Publishing house H.Bechhold Verlagsbuchhandlung took over the unprofitable title in 1927. In order to revitalize the magazine, the publisher assigned the young progressive engineer and critical automotive journalist Josef Ganz as editor-in-chief. He started as from the first issue of January 1928. Josef Ganz used Klein-Motor-Sport as a platform to criticize heavy, unsafe and old-fashioned cars and promote innovative design.
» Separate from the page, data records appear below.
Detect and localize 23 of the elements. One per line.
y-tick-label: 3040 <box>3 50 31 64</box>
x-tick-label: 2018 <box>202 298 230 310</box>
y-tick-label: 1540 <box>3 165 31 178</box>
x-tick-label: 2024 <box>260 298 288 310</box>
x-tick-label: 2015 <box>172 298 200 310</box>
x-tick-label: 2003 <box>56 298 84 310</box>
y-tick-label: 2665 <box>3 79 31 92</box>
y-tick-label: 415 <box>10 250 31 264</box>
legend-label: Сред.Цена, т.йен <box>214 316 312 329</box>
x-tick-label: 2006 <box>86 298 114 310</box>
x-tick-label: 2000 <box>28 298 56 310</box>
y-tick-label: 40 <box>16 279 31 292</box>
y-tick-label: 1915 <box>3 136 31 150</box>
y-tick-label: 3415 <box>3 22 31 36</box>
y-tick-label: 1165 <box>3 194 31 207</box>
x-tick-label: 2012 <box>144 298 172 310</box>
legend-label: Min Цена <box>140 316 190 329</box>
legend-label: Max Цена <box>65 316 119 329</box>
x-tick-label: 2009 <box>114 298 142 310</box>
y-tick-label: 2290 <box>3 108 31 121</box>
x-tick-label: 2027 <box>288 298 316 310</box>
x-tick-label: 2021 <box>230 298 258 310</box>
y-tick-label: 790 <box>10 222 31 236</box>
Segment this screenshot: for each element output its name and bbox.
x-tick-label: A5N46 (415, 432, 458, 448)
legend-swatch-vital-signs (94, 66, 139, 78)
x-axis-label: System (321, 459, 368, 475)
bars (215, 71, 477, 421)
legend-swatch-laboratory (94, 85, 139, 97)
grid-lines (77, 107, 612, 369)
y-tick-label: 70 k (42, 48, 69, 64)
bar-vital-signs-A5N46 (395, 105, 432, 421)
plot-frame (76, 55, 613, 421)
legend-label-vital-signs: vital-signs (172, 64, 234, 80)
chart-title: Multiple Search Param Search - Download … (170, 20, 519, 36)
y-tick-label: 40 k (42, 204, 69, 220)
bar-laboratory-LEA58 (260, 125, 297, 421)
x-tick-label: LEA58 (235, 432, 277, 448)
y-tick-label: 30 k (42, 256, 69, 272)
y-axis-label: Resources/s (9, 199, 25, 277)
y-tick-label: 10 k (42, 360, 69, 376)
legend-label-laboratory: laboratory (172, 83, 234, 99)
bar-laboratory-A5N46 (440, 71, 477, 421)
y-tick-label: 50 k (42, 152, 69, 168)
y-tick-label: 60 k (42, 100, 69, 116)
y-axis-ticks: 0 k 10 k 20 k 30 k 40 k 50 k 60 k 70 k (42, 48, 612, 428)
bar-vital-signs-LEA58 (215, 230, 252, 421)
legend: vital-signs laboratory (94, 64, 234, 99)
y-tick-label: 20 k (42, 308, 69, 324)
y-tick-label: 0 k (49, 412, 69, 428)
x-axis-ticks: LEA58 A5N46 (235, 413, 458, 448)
The magazine quickly gained in reputation and influence and, in January 1929, was renamed into the more appropriate title Motor-Kritik.

‘With the ardent conviction of a missionary’, so post-war Volkswagen director Heinrich Nordhoff would later say, ‘Josef Ganz in Motor-Kritik attacked the old and well-established auto companies with biting irony.’ These companies fought against Motor-Kritik with lawsuits, slander campaigns and an advertising boycott. However, every new attempt for destruction only increased the publicity for the magazine and Josef Ganz firmly established himself as the leading independent automotive innovator in Germany.

As a Jew, however, Josef Ganz was forced to resign as editor-in-chief by the Gestapo in 1933. His position was taken over by his colleague Georg Ising, who remained editor-in-chief throughout the Second World War until the termination of the magazine in 1945.